Mpika has a humid subtropical climate (Köppen: Cwa).

Climate data for Mpika
| Month | Jan | Feb | Mar | Apr | May | Jun | Jul | Aug | Sep | Oct | Nov | Dec | Year |
| Record high °C (°F) | 30.4 (86.7) | 31.0 (87.8) | 30.5 (86.9) | 30.1 (86.2) | 31.0 (87.8) | 29.2 (84.6) | 29.2 (84.6) | 31.5 (88.7) | 33.8 (92.8) | 37.7 (99.9) | 34.5 (94.1) | 32.4 (90.3) | 37.7 (99.9) |
| Mean daily maximum °C (°F) | 25.7 (78.3) | 26.2 (79.2) | 26.0 (78.8) | 25.3 (77.5) | 24.2 (75.6) | 22.9 (73.2) | 22.5 (72.5) | 24.3 (75.7) | 27.8 (82.0) | 29.7 (85.5) | 28.6 (83.5) | 26.0 (78.8) | 25.8 (78.4) |
| Daily mean °C (°F) | 19.9 (67.8) | 19.9 (67.8) | 20.0 (68.0) | 19.4 (66.9) | 17.5 (63.5) | 15.6 (60.1) | 15.4 (59.7) | 17.5 (63.5) | 20.9 (69.6) | 22.6 (72.7) | 22.1 (71.8) | 20.1 (68.2) | 19.2 (66.6) |
| Mean daily minimum °C (°F) | 16.0 (60.8) | 16.1 (61.0) | 15.9 (60.6) | 14.8 (58.6) | 12.4 (54.3) | 9.8 (49.6) | 9.2 (48.6) | 10.8 (51.4) | 13.7 (56.7) | 16.0 (60.8) | 16.5 (61.7) | 16.2 (61.2) | 13.9 (57.0) |
| Record low °C (°F) | 1.0 (33.8) | 12.8 (55.0) | 11.2 (52.2) | 8.4 (47.1) | 2.4 (36.3) | 2.7 (36.9) | 1.1 (34.0) | 3.6 (38.5) | 6.0 (42.8) | 7.9 (46.2) | 5.0 (41.0) | 12.6 (54.7) | 1.0 (33.8) |
| Average precipitation mm (inches) | 239.2 (9.42) | 230.4 (9.07) | 163.9 (6.45) | 39.4 (1.55) | 5.4 (0.21) | 0.2 (0.01) | 0.1 (0.00) | 0.1 (0.00) | 2.4 (0.09) | 10.4 (0.41) | 93.8 (3.69) | 254.7 (10.03) | 1,040 (40.94) |
| Average precipitation days (≥ 1.0 mm) | 22 | 19 | 16 | 6 | 1 | 0 | 0 | 0 | 0 | 2 | 10 | 22 | 98 |
| Average relative humidity (%) | 82.4 | 80.6 | 78.1 | 73.9 | 67.5 | 61.7 | 56.2 | 51.5 | 43.8 | 47.0 | 58.2 | 77.1 | 64.8 |
| Mean monthly sunshine hours | 124.0 | 134.4 | 179.8 | 216.0 | 285.2 | 264.0 | 291.4 | 303.8 | 291.0 | 291.4 | 213.0 | 124.0 | 2,718 |
Source: NOAA

== Transport ==

=== Road ===
Mpika is at the junction of two routes, namely the M1 road and the T2 road. The M1 road connects north to Kasama and Mbala in the Northern Province. The T2 road, also known as the Great North Road and the Tanzam Highway, connects north-east to Chinsali and the border with Tanzania at Nakonde and south-west to Serenje, Kapiri Mposhi, Kabwe and Lusaka.

=== Rail ===
Mpika is on the TAZARA Railway, which connects south-west to Serenje and Kapiri Mposhi and north to Kasama and the border with Tanzania at Nakonde. In 2007, an extension of Malawi Railways from Mchinji and Chipata to Mpika was proposed, with a junction linking with the TAZARA Railway.

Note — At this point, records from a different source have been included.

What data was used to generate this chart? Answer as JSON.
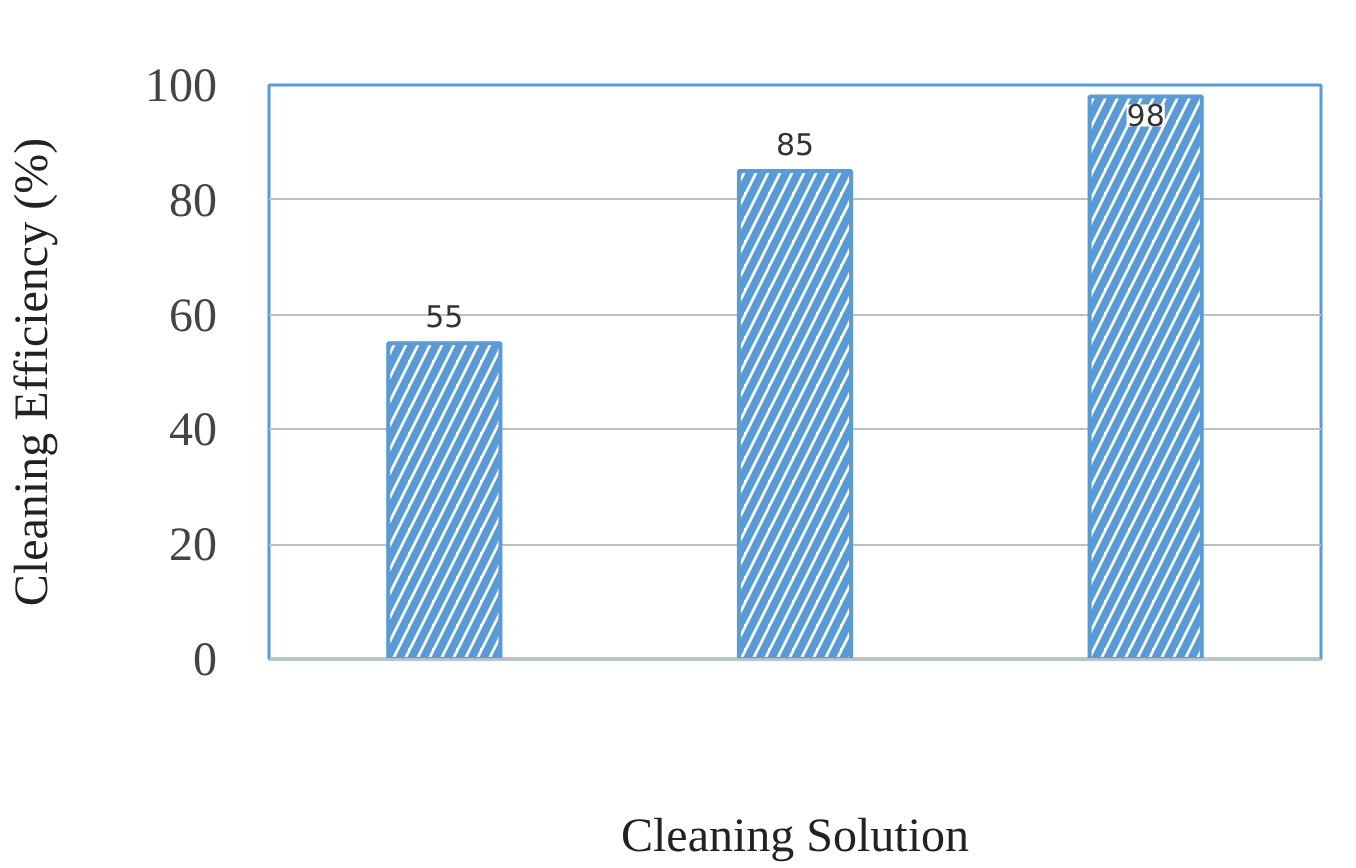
{
  "chart_data": {
    "type": "bar",
    "xlabel": "Cleaning Solution",
    "ylabel": "Cleaning Efficiency (%)",
    "categories": [
      null,
      null,
      null
    ],
    "values": [
      55,
      85,
      98
    ],
    "color": "#5b9bd5",
    "ylim": [
      0,
      100
    ],
    "yticks": [
      0,
      20,
      40,
      60,
      80,
      100
    ],
    "grid": "y",
    "data_labels": true
  }
}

== Tourism and infrastructure ==
The tourism sector is growing steadily in and around Mpika. Mpika Tourism Association is a newly founded non-profit organisation providing information and linkages to local accommodation and service providers; the information centre/office is situated at Bayama's Lodge behind Continental Filling Station. Mpika town offers a good market with local products, 5 filling stations, GM Trading supermarket, accommodation of all standards. Various piturescque waterfalls are situated in the whole region. North- and South Luangwa National Parks are just 5–8 hours away, but the roads are seasonal (please ask at info-centre). Touristic Highlights of the region are Shiwa Ng'andu (colonial style manor house), Kapishya Hotsprings, Mutinondo Wilderness Camp, Nachikufu caves (rock paintings).

== Education ==

Many local schools are battling in bad infrastructure with overcrowded classrooms and teachers shortages. TAZARA workshops offers the biggest training centre of railway related education in whole Zambia, several other regional colleges offer further education in teaching, mid-wifery, nursing, farmers- and skills training. In the 1970s the Swedish government aid agency SIDA founded ZCA (Zambia College for Agriculture).